Harga impor minyak mentah dan BBM di mark up sehingga merugikan keuangan negara yang harus membayar impor tersebut lebih mahal. Mark up juga dilakukan pada kontrak pengiriman (shipping), dengan tambahan biaya ilegal sebesar 13% hingga 15%.
Lebih lanjut dia mengatakan tindak pidana korupsi tidak hanya merugikan keuangan negara, namun juga merugikan konsumen. Membayar harga Pertamax namun yang diperoleh Pertalite yang harganya lebih murah.
Untuk mencegah kejadian serupa menurutnya tersangka harus diganjar dengan hukuman seberat-beratnya. Lalu Pertamina harus melakukan operasi pembersihan besar-besaran terhadap oknum mafia Migas yang ada di lingkungan Pertamina.
"Selain itu, Presiden Prabowo harus menjadi Panglima dalam pemberantasan mafia Migas, yang merupakan persekutuan sejumlah pihak, diantaranya oknum dalam Pertamina, oknum Pemerintah, oknum DPR, dan backing aparat."
Sebelumnya Kejaksaan Agung mengungkap dugaan korupsi tata kelola minyak mentah dan produk kilang pada PT Pertamina Subholding dan Kontraktor Kontrak Kerja Sama (KKKS) medio 2018–2023. Tak main-main kasus ini menyebabkan kerugian keuangan negara sebesar Rp193,7 triliun.

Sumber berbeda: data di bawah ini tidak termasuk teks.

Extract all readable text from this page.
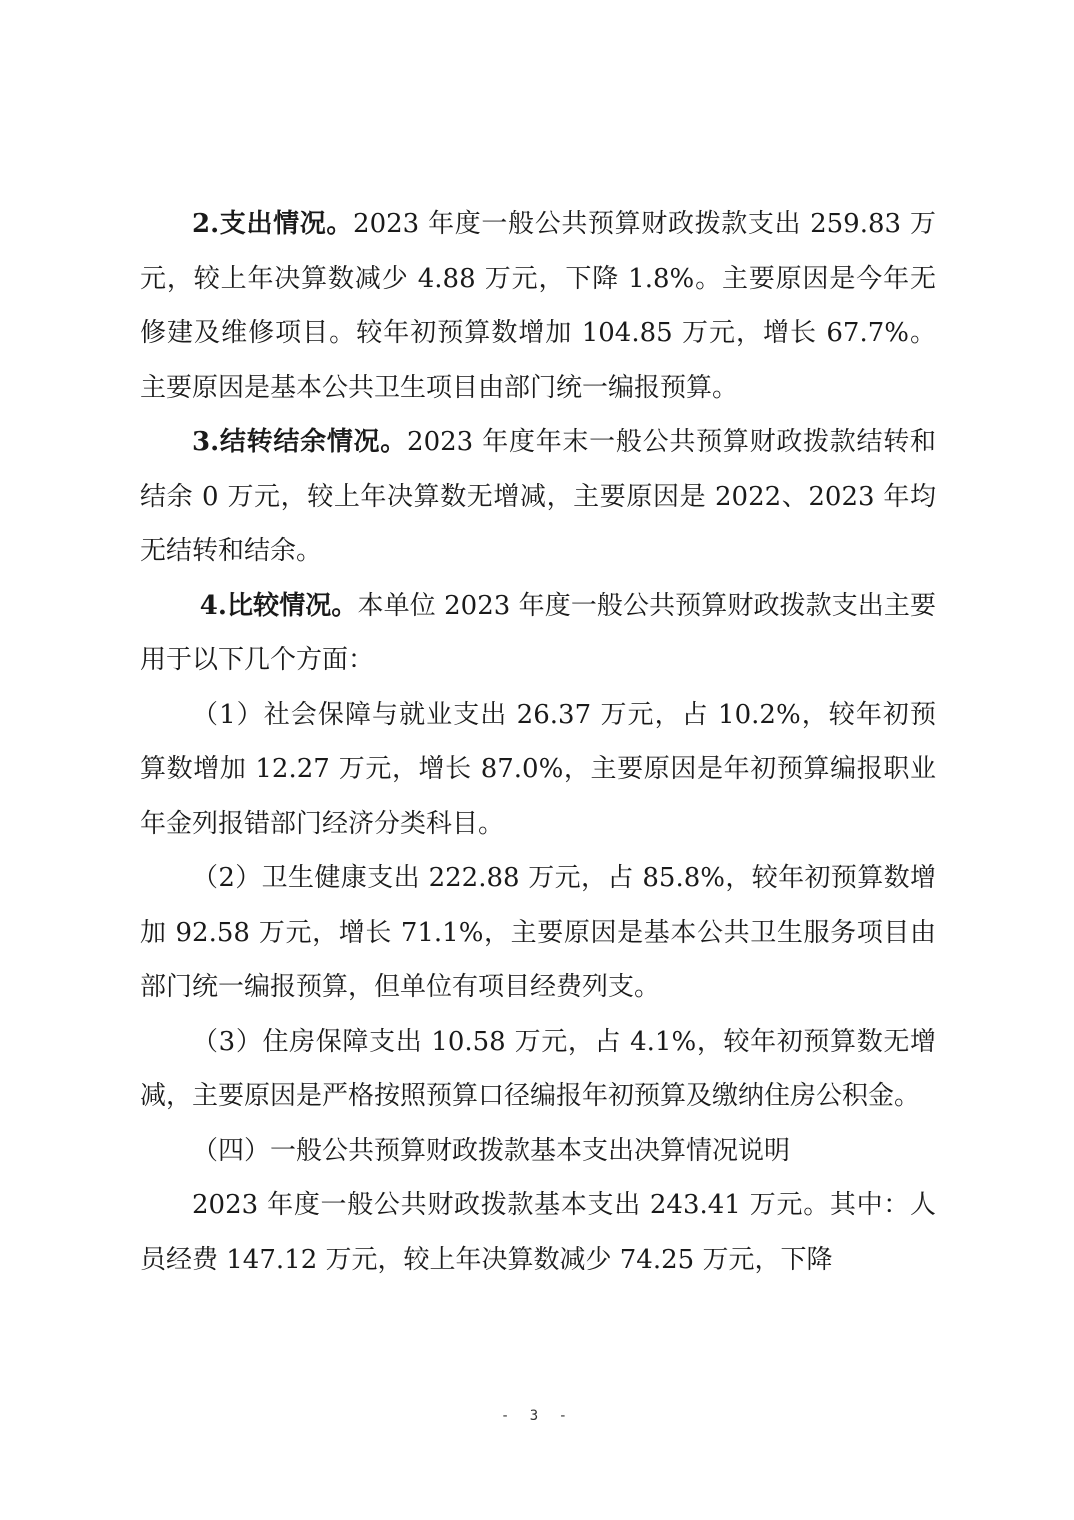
2.支出情况。2023 年度一般公共预算财政拨款支出 259.83 万元，较上年决算数减少 4.88 万元，下降 1.8%。主要原因是今年无修建及维修项目。较年初预算数增加 104.85 万元，增长 67.7%。主要原因是基本公共卫生项目由部门统一编报预算。

3.结转结余情况。2023 年度年末一般公共预算财政拨款结转和结余 0 万元，较上年决算数无增减，主要原因是 2022、2023 年均无结转和结余。

4.比较情况。本单位 2023 年度一般公共预算财政拨款支出主要用于以下几个方面：

（1）社会保障与就业支出 26.37 万元，占 10.2%，较年初预算数增加 12.27 万元，增长 87.0%，主要原因是年初预算编报职业年金列报错部门经济分类科目。

（2）卫生健康支出 222.88 万元，占 85.8%，较年初预算数增加 92.58 万元，增长 71.1%，主要原因是基本公共卫生服务项目由部门统一编报预算，但单位有项目经费列支。

（3）住房保障支出 10.58 万元，占 4.1%，较年初预算数无增减，主要原因是严格按照预算口径编报年初预算及缴纳住房公积金。

（四）一般公共预算财政拨款基本支出决算情况说明

2023 年度一般公共财政拨款基本支出 243.41 万元。其中：人员经费 147.12 万元，较上年决算数减少 74.25 万元，下降

- 3 -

Sejumlah petinggi Pertamina pun terjerat dalam pusaran megakorupsi ini. Selain melibatkan pihak swasta dan broker minyak mentah. Mereka tercatat ada 7 orang ditetapkan tersangka. Terdiri atas RS alias Riva Siahaan selaku Direktur Utama PT Pertamina Patra Niaga, SDS selaku Direktur Feedstock dan Product Optimization PT Kilang Pertamina Internasional, YF selaku PT Pertamina International Shipping.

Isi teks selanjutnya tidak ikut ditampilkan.